The Nudie Jeans Guide to Selvage Denim
To claim that we love selvage denim would be quite an understatement. Calling it love wouldn't be fair because it's too important for us to call it just that. But what is selvage denim, and what makes it so unique? For the layman, it's a white stripe with colored, contrasting yarns woven into the outseam of someone's cuffed jeans. To others, it is craftsmanship at its finest – the pinnacle of denim engineering.
All denim fabrics are woven on weaving looms. The yarns running from top to bottom are called the warp, and the yarns running from side to side are called weft. The interlocking of warp and weft is what creates the weave. In essence, all weaves are created equal; selvage denim is produced on old shuttle looms. One single thread pushed back and forth on the loom, in continuous motion, creating a self-bound edge on both sides. That's why it's sometimes referred to as selvedge denim or, in some cases, self-edge denim.
So, the self-bound edge is a beautiful detail, but it also keeps the fabric edges from fraying. For jeans, the selvage is mainly used for the outseam since it can be secured with a single seam alone, making it great from a construction perspective.
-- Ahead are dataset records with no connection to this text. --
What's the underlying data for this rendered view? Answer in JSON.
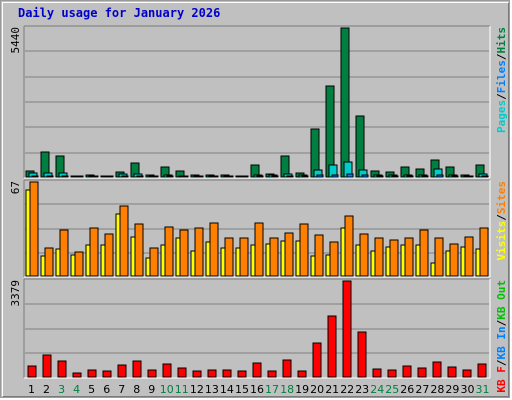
{
  "title": "Daily usage for January 2026",
  "colors": {
    "pages": "#00cccc",
    "files": "#0080ff",
    "hits": "#008040",
    "visits": "#ffff00",
    "sites": "#ff8000",
    "kbf": "#ff0000",
    "kbin": "#0080ff",
    "kbout": "#00c000",
    "weekday": "#000000",
    "weekend": "#008040"
  },
  "chart_data": [
    {
      "type": "bar",
      "panel": "hits-files-pages",
      "ymax_label": "5440",
      "ylim": [
        0,
        5440
      ],
      "grid": true,
      "legend_parts": [
        {
          "text": "Pages",
          "key": "pages"
        },
        {
          "text": "/",
          "key": null
        },
        {
          "text": "Files",
          "key": "files"
        },
        {
          "text": "/",
          "key": null
        },
        {
          "text": "Hits",
          "key": "hits"
        }
      ],
      "categories": [
        "1",
        "2",
        "3",
        "4",
        "5",
        "6",
        "7",
        "8",
        "9",
        "10",
        "11",
        "12",
        "13",
        "14",
        "15",
        "16",
        "17",
        "18",
        "19",
        "20",
        "21",
        "22",
        "23",
        "24",
        "25",
        "26",
        "27",
        "28",
        "29",
        "30",
        "31"
      ],
      "weekend_days": [
        "3",
        "4",
        "10",
        "11",
        "17",
        "18",
        "24",
        "25",
        "31"
      ],
      "series": [
        {
          "name": "Hits",
          "key": "hits",
          "values": [
            220,
            900,
            760,
            40,
            60,
            50,
            180,
            520,
            90,
            380,
            230,
            60,
            60,
            60,
            50,
            450,
            100,
            760,
            130,
            1750,
            3340,
            5440,
            2220,
            220,
            200,
            360,
            300,
            610,
            380,
            80,
            450
          ]
        },
        {
          "name": "Files",
          "key": "files",
          "values": [
            150,
            140,
            150,
            20,
            30,
            30,
            110,
            100,
            40,
            80,
            50,
            40,
            40,
            40,
            30,
            90,
            60,
            100,
            60,
            260,
            420,
            550,
            250,
            80,
            60,
            90,
            60,
            300,
            80,
            40,
            100
          ]
        },
        {
          "name": "Pages",
          "key": "pages",
          "values": [
            50,
            40,
            40,
            10,
            20,
            20,
            30,
            30,
            20,
            30,
            20,
            20,
            20,
            20,
            20,
            30,
            20,
            30,
            20,
            60,
            80,
            100,
            60,
            30,
            20,
            30,
            20,
            60,
            30,
            20,
            30
          ]
        }
      ]
    },
    {
      "type": "bar",
      "panel": "visits-sites",
      "ymax_label": "67",
      "ylim": [
        0,
        67
      ],
      "grid": true,
      "legend_parts": [
        {
          "text": "Visits",
          "key": "visits"
        },
        {
          "text": "/",
          "key": null
        },
        {
          "text": "Sites",
          "key": "sites"
        }
      ],
      "categories": [
        "1",
        "2",
        "3",
        "4",
        "5",
        "6",
        "7",
        "8",
        "9",
        "10",
        "11",
        "12",
        "13",
        "14",
        "15",
        "16",
        "17",
        "18",
        "19",
        "20",
        "21",
        "22",
        "23",
        "24",
        "25",
        "26",
        "27",
        "28",
        "29",
        "30",
        "31"
      ],
      "series": [
        {
          "name": "Visits",
          "key": "visits",
          "values": [
            61,
            14,
            19,
            15,
            22,
            22,
            44,
            28,
            13,
            22,
            27,
            18,
            24,
            20,
            20,
            22,
            23,
            25,
            25,
            14,
            15,
            34,
            22,
            18,
            21,
            22,
            22,
            9,
            18,
            21,
            19
          ]
        },
        {
          "name": "Sites",
          "key": "sites",
          "values": [
            67,
            20,
            33,
            17,
            34,
            30,
            50,
            37,
            20,
            35,
            33,
            34,
            38,
            27,
            27,
            38,
            27,
            31,
            37,
            29,
            24,
            43,
            30,
            27,
            26,
            27,
            33,
            27,
            23,
            28,
            34
          ]
        }
      ]
    },
    {
      "type": "bar",
      "panel": "kbf-kbin-kbout",
      "ymax_label": "3379",
      "ylim": [
        0,
        3379
      ],
      "grid": true,
      "legend_parts": [
        {
          "text": "KB F",
          "key": "kbf"
        },
        {
          "text": "/",
          "key": null
        },
        {
          "text": "KB In",
          "key": "kbin"
        },
        {
          "text": "/",
          "key": null
        },
        {
          "text": "KB Out",
          "key": "kbout"
        }
      ],
      "categories": [
        "1",
        "2",
        "3",
        "4",
        "5",
        "6",
        "7",
        "8",
        "9",
        "10",
        "11",
        "12",
        "13",
        "14",
        "15",
        "16",
        "17",
        "18",
        "19",
        "20",
        "21",
        "22",
        "23",
        "24",
        "25",
        "26",
        "27",
        "28",
        "29",
        "30",
        "31"
      ],
      "series": [
        {
          "name": "KB F",
          "key": "kbf",
          "values": [
            400,
            760,
            580,
            150,
            230,
            200,
            430,
            560,
            230,
            450,
            300,
            210,
            250,
            250,
            220,
            480,
            220,
            600,
            210,
            1200,
            2150,
            3379,
            1600,
            280,
            260,
            400,
            330,
            520,
            360,
            230,
            440
          ]
        }
      ]
    }
  ]
}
As a technical term, the selvage is actually used for all woven fabrics.
The contrasting yarn in the selvage is called selvage-ID. The color of the contrasting yarn was a signature telling which denim mill had made the fabric and for that mill to differentiate the weaves they produced. Today the most commonly used color is red but, at Nudie Jeans, we have our very own orange selvage ID. In a nod to history, we also opt for various other colors internally, especially for the limited runs but also for the running. For example, "Dry Selvage" features an orange ID, while "Dry Ace" carries a Sakura ID.
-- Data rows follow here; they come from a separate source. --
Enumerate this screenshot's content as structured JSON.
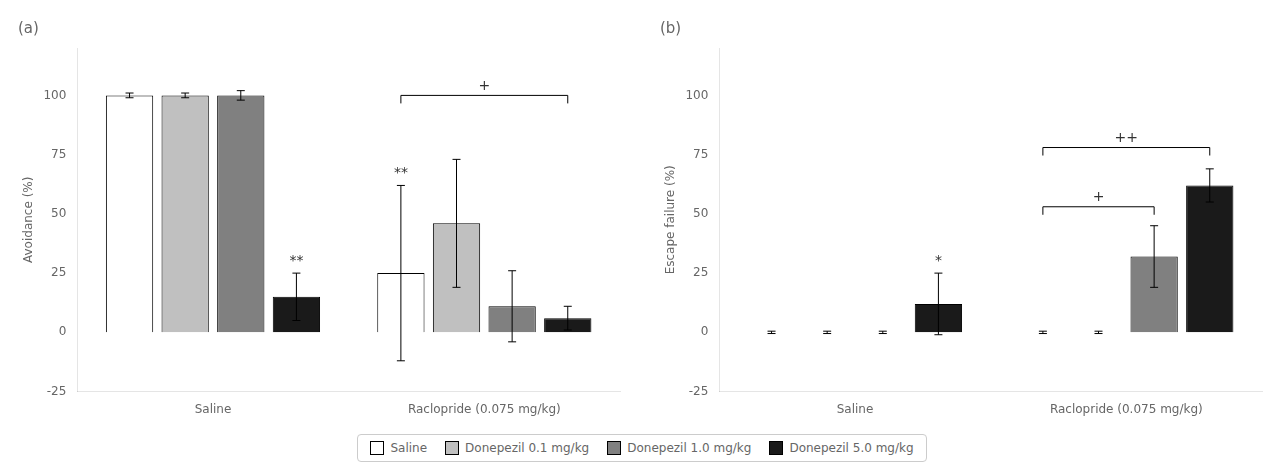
{
  "chart_data": [
    {
      "type": "bar",
      "title": "(a)",
      "y_label": "Avoidance (%)",
      "categories": [
        "Saline",
        "Raclopride (0.075 mg/kg)"
      ],
      "series": [
        {
          "name": "Saline",
          "color": "#ffffff",
          "values": [
            100,
            25
          ],
          "errors": [
            1,
            37
          ]
        },
        {
          "name": "Donepezil 0.1 mg/kg",
          "color": "#c0c0c0",
          "values": [
            100,
            46
          ],
          "errors": [
            1,
            27
          ]
        },
        {
          "name": "Donepezil 1.0 mg/kg",
          "color": "#808080",
          "values": [
            100,
            11
          ],
          "errors": [
            2,
            15
          ]
        },
        {
          "name": "Donepezil 5.0 mg/kg",
          "color": "#1a1a1a",
          "values": [
            15,
            6
          ],
          "errors": [
            10,
            5
          ]
        }
      ],
      "annotations": [
        {
          "text": "**",
          "category": "Saline",
          "series": "Donepezil 5.0 mg/kg",
          "y": 27
        },
        {
          "text": "**",
          "category": "Raclopride (0.075 mg/kg)",
          "series": "Saline",
          "y": 64
        },
        {
          "text": "+",
          "category": "Raclopride (0.075 mg/kg)",
          "from_series": "Saline",
          "to_series": "Donepezil 5.0 mg/kg",
          "y": 100
        }
      ],
      "ylim": [
        -25,
        120
      ],
      "yticks": [
        -25,
        0,
        25,
        50,
        75,
        100
      ],
      "grid": false,
      "legend": "bottom"
    },
    {
      "type": "bar",
      "title": "(b)",
      "y_label": "Escape failure (%)",
      "categories": [
        "Saline",
        "Raclopride (0.075 mg/kg)"
      ],
      "series": [
        {
          "name": "Saline",
          "color": "#ffffff",
          "values": [
            0,
            0
          ],
          "errors": [
            0.5,
            0.5
          ]
        },
        {
          "name": "Donepezil 0.1 mg/kg",
          "color": "#c0c0c0",
          "values": [
            0,
            0
          ],
          "errors": [
            0.5,
            0.5
          ]
        },
        {
          "name": "Donepezil 1.0 mg/kg",
          "color": "#808080",
          "values": [
            0,
            32
          ],
          "errors": [
            0.5,
            13
          ]
        },
        {
          "name": "Donepezil 5.0 mg/kg",
          "color": "#1a1a1a",
          "values": [
            12,
            62
          ],
          "errors": [
            13,
            7
          ]
        }
      ],
      "annotations": [
        {
          "text": "*",
          "category": "Saline",
          "series": "Donepezil 5.0 mg/kg",
          "y": 27
        },
        {
          "text": "+",
          "category": "Raclopride (0.075 mg/kg)",
          "from_series": "Saline",
          "to_series": "Donepezil 1.0 mg/kg",
          "y": 53
        },
        {
          "text": "++",
          "category": "Raclopride (0.075 mg/kg)",
          "from_series": "Saline",
          "to_series": "Donepezil 5.0 mg/kg",
          "y": 78
        }
      ],
      "ylim": [
        -25,
        120
      ],
      "yticks": [
        -25,
        0,
        25,
        50,
        75,
        100
      ],
      "grid": false,
      "legend": "bottom"
    }
  ]
}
So, is selvage denim superior to non-selvage denim? Given its historical significance, and since it is a part of our heritage, we will always hold selvage denim in higher regard than non-selvage denim. Because in all aspects, it's true craftsmanship. The process is slower and the output lower, which is reflected in the price tag. Add to that machinery, which may sometimes be more than 100 years old and needs a lot of maintenance. Then you need artisans who know their way around these looms. The mills that produce selvage denim have an incredible eye for detail, which becomes evident in the fabrics – both in the dry state of the fabric but even more so once they are worn in.
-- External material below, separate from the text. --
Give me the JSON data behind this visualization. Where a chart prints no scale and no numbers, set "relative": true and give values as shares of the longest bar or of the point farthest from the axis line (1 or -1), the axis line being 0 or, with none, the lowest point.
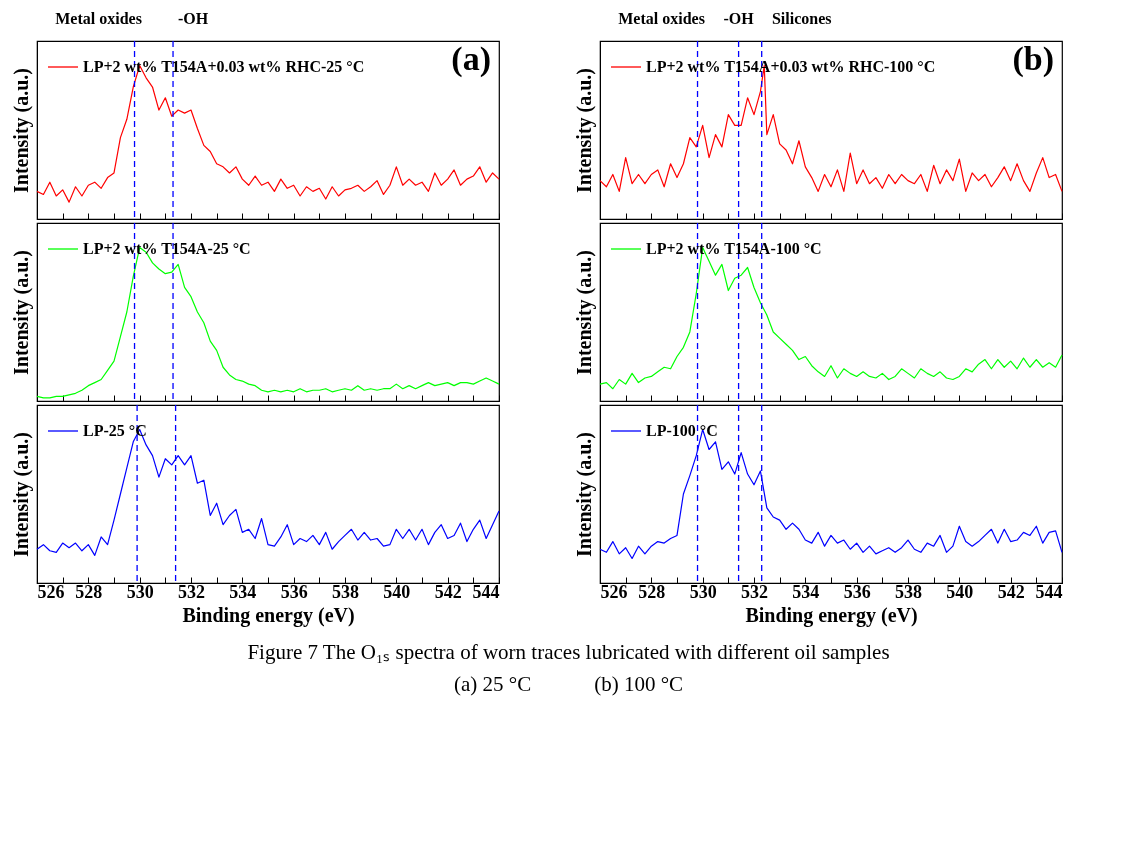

So, we won't claim selvage denim is superior based on technical qualities. Still, we will argue that it, in most cases, possesses more excellent aesthetic qualities. And for that reason alone, we regard selvage as the finest denim there is.
Dry Selvage
Our heritage 13.75 oz. selvage denim that has been with us since day one. It's made by the almighty Kaihara, Fukuyama, Hiroshima Prefecture, Japan. The Dry Selvage is known for its unmistakable stiffness and mesmerizing blend of green and redcast aging trajectory. It comes with our very own orange selvage ID, and we proudly offer it in multiple fits.
Dry Ace Selvage
Okayama prefecture is the birthplace of Japanese denim, and micro-mill Shinya in Kojima embodies denim craftsmanship to the fullest extent. This 14.2 oz. selvage denim features a deeply saturated pure indigo tone and a rustic ring spin character. Dry Ace is a true testament to Shinya’s artisanal craftsmanship, and we proudly offer it in multiple fits. Dry Ace comes with Sakura selvage-ID.
Dry Black Selvage
A pitch-black 12.75 oz. stretch selvage denim woven by our longtime partner Bossa, in Adana, Türkiye. Both warp and weft have been yarn-dyed with sulfur black, rendering a black denim that ages with high contrast. The slubby yarns render a salt and peppery grain and streaky texture that makes this denim widely different from regular black denim. Dry Black Selvage features an orange selvage-ID.
Dry Twilight Selvage
A robust 15 oz. rigid Italian selvage denim woven on vintage Ruti shuttle looms by Candiani in Lombardy, Italy. The Twilight Selvage features a pure-indigo dyed warp with a unique brilliant super blue hue and subtle redcast, reminiscent of twilight skies. The slightly irregular ring-spun yarns and dense fabric ensure that the denim ages beautifully, rendering a slight vertical streakiness and marble texture. Candiani employs a special dyeing technique allowing very superficial absorption of dye, giving the Twilight Selvage its fast-fading property. Twilight Selvage features a red selvage ID.